The book excels as a prolegomenon for a narrative anthropology of emotion-related phenomena in content, theorization, and writing style. The prose is delightful, and sometimes elegantly witty. The radical narratological approach is a perfect match for Beatty's theoretical and epistemological preferences, and his compelling adoration for fieldwork immersion, empathy, and emotional and long-term engagement with interlocutors and communities is exhilarating. Unfortunately, the book does not inspire in term of methods, which seem to be reduced to participant observation and its narrative documentation through audio-recordings and fieldnotes. But methods are clearly not the book's main concern.

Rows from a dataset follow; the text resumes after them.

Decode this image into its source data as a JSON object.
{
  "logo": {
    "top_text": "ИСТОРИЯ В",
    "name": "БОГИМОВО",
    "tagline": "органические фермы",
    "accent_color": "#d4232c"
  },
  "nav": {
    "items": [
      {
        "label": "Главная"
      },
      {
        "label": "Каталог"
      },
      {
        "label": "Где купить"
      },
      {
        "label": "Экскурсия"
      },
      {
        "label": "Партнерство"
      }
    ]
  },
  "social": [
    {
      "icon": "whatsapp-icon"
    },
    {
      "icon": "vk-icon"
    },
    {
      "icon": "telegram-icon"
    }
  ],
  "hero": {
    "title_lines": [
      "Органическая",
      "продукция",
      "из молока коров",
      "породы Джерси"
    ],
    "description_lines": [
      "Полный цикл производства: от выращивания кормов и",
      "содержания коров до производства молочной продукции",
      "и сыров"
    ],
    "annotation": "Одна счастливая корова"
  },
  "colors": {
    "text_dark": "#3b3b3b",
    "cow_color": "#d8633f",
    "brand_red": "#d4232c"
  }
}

Part I, ‘Groundings’, emphasizes the strength of an ethnographically rooted study of emotional expression, feeling, and rhetoric by drawing on long-term fieldwork in Nias and Java. In Part II, ‘Narrative’, we learn why a narrative approach is fundamental to the (comparative) study of emotion and related phenomena: ethnographic openness, cultural relativism, linguistic diversity, the willingness to learn from the field, allowing oneself a long-term perspective, and respecting emotion-related temporality. All this goes into the service of carefully crafted, socially positioned representation through writing. The first two parts are a compelling introduction for the interested anthropologist.

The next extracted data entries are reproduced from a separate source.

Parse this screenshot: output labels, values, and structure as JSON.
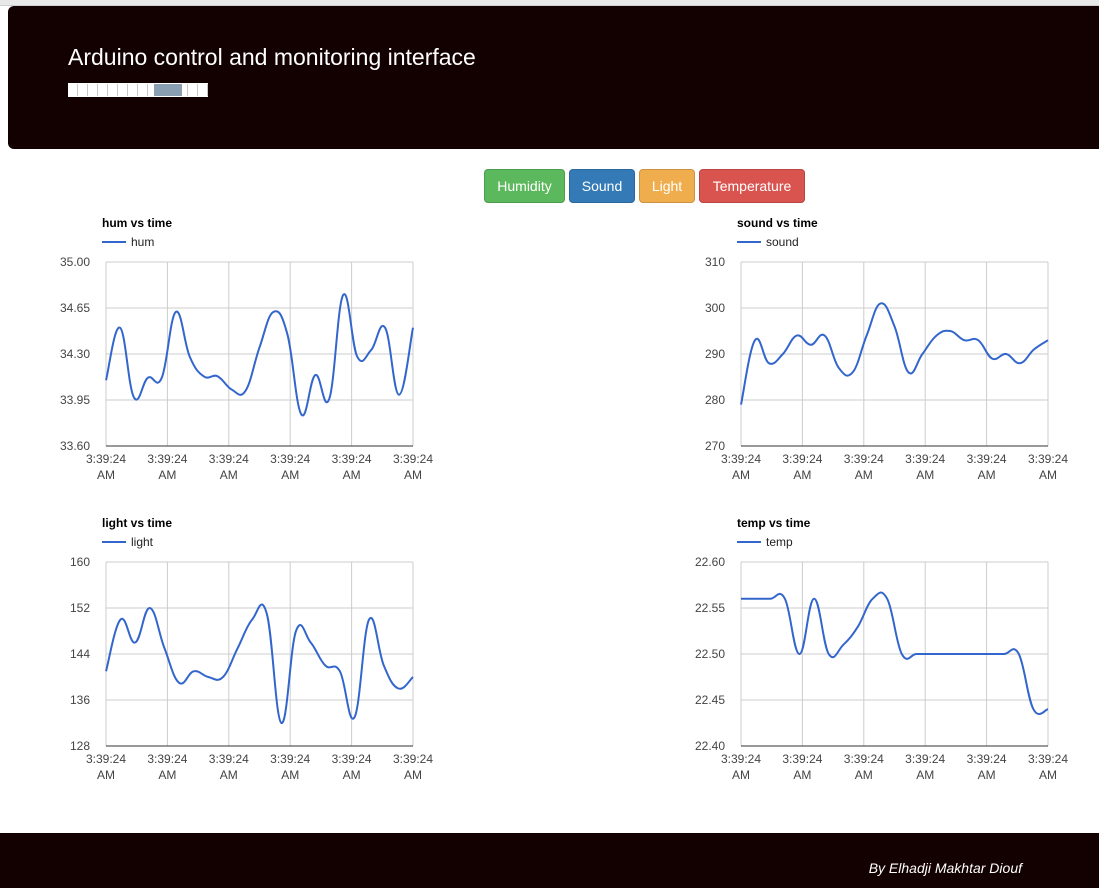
{
  "header": {
    "title": "Arduino control and monitoring interface",
    "progress": 0.8
  },
  "buttons": [
    {
      "label": "Humidity",
      "color": "#5cb85c"
    },
    {
      "label": "Sound",
      "color": "#337ab7"
    },
    {
      "label": "Light",
      "color": "#f0ad4e"
    },
    {
      "label": "Temperature",
      "color": "#d9534f"
    }
  ],
  "footer": {
    "credit": "By Elhadji Makhtar Diouf"
  },
  "chart_data": [
    {
      "type": "line",
      "title": "hum vs time",
      "series": [
        {
          "name": "hum",
          "color": "#3366cc",
          "values": [
            34.1,
            34.5,
            33.97,
            34.12,
            34.12,
            34.62,
            34.28,
            34.13,
            34.13,
            34.03,
            34.02,
            34.35,
            34.62,
            34.45,
            33.84,
            34.14,
            33.96,
            34.75,
            34.28,
            34.33,
            34.5,
            33.99,
            34.5
          ]
        }
      ],
      "x_tick_labels": [
        "3:39:24 AM",
        "3:39:24 AM",
        "3:39:24 AM",
        "3:39:24 AM",
        "3:39:24 AM",
        "3:39:24 AM"
      ],
      "y_ticks": [
        "35.00",
        "34.65",
        "34.30",
        "33.95",
        "33.60"
      ],
      "ylim": [
        33.6,
        35.0
      ],
      "grid": true,
      "legend": "top-left"
    },
    {
      "type": "line",
      "title": "sound vs time",
      "series": [
        {
          "name": "sound",
          "color": "#3366cc",
          "values": [
            279,
            293,
            288,
            290,
            294,
            292,
            294,
            287,
            286,
            294,
            301,
            296,
            286,
            290,
            294,
            295,
            293,
            293,
            289,
            290,
            288,
            291,
            293
          ]
        }
      ],
      "x_tick_labels": [
        "3:39:24 AM",
        "3:39:24 AM",
        "3:39:24 AM",
        "3:39:24 AM",
        "3:39:24 AM",
        "3:39:24 AM"
      ],
      "y_ticks": [
        "310",
        "300",
        "290",
        "280",
        "270"
      ],
      "ylim": [
        270,
        310
      ],
      "grid": true,
      "legend": "top-left"
    },
    {
      "type": "line",
      "title": "light vs time",
      "series": [
        {
          "name": "light",
          "color": "#3366cc",
          "values": [
            141,
            150,
            146,
            152,
            145,
            139,
            141,
            140,
            140,
            145,
            150,
            151,
            132,
            148,
            146,
            142,
            141,
            133,
            150,
            142,
            138,
            140
          ]
        }
      ],
      "x_tick_labels": [
        "3:39:24 AM",
        "3:39:24 AM",
        "3:39:24 AM",
        "3:39:24 AM",
        "3:39:24 AM",
        "3:39:24 AM"
      ],
      "y_ticks": [
        "160",
        "152",
        "144",
        "136",
        "128"
      ],
      "ylim": [
        128,
        160
      ],
      "grid": true,
      "legend": "top-left"
    },
    {
      "type": "line",
      "title": "temp vs time",
      "series": [
        {
          "name": "temp",
          "color": "#3366cc",
          "values": [
            22.56,
            22.56,
            22.56,
            22.56,
            22.5,
            22.56,
            22.5,
            22.51,
            22.53,
            22.56,
            22.56,
            22.5,
            22.5,
            22.5,
            22.5,
            22.5,
            22.5,
            22.5,
            22.5,
            22.5,
            22.44,
            22.44
          ]
        }
      ],
      "x_tick_labels": [
        "3:39:24 AM",
        "3:39:24 AM",
        "3:39:24 AM",
        "3:39:24 AM",
        "3:39:24 AM",
        "3:39:24 AM"
      ],
      "y_ticks": [
        "22.60",
        "22.55",
        "22.50",
        "22.45",
        "22.40"
      ],
      "ylim": [
        22.4,
        22.6
      ],
      "grid": true,
      "legend": "top-left"
    }
  ]
}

To the involved reader, the book's third and last part, titled ‘Perspectives’, is a thought-provoking read. It comprises a powerful anthropological critique of the affective turn and affect studies, which elucidates the discomfort some anthropologists may feel with an increasingly arbitrary theoretical genre devoid of method, human emotionality, and its felt consequences. Affect studies can be tiresome to anthropologists of emotion because of its imprecision and opaqueness, and because they hijack narrative approaches such as Beatty's in the service of speculative jargon without social and emotional consequences for those ‘affected’ by objects and materialities. Affect studies can obscure the researcher's methodology, and render thorough fieldwork unnecessary, even a hindrance. Fieldwork precision and personal immersion are sacrificed for the sake of a good story. Beatty argues that ‘the action [in much affect-centred work] is happening on the page, not in the field’ (p. 211), declaring that there are no ‘people’ in affect studies (pp. 226-7). Affect studies authors aim to animate objects and de-animate persons within a loosely grounded fieldwork and unemotional ethnography, where no intimacies between people seem to arise. Beatty's conclusion – that in affect studies ethnography is made subordinate to theoretical reasoning – is a claim that will win sympathy from sceptics of affect theory. Although he ignores those ethnographies which sit astride both affect and emotion studies and aim to combine the strengths of both paradigms, many anthropologists will unite behind the book's most substantial claim: ‘The affect paradigm excludes the shared life that is the strength of fieldwork, the possibility of human connection and the source of so many anthropological insights’ (p. 225).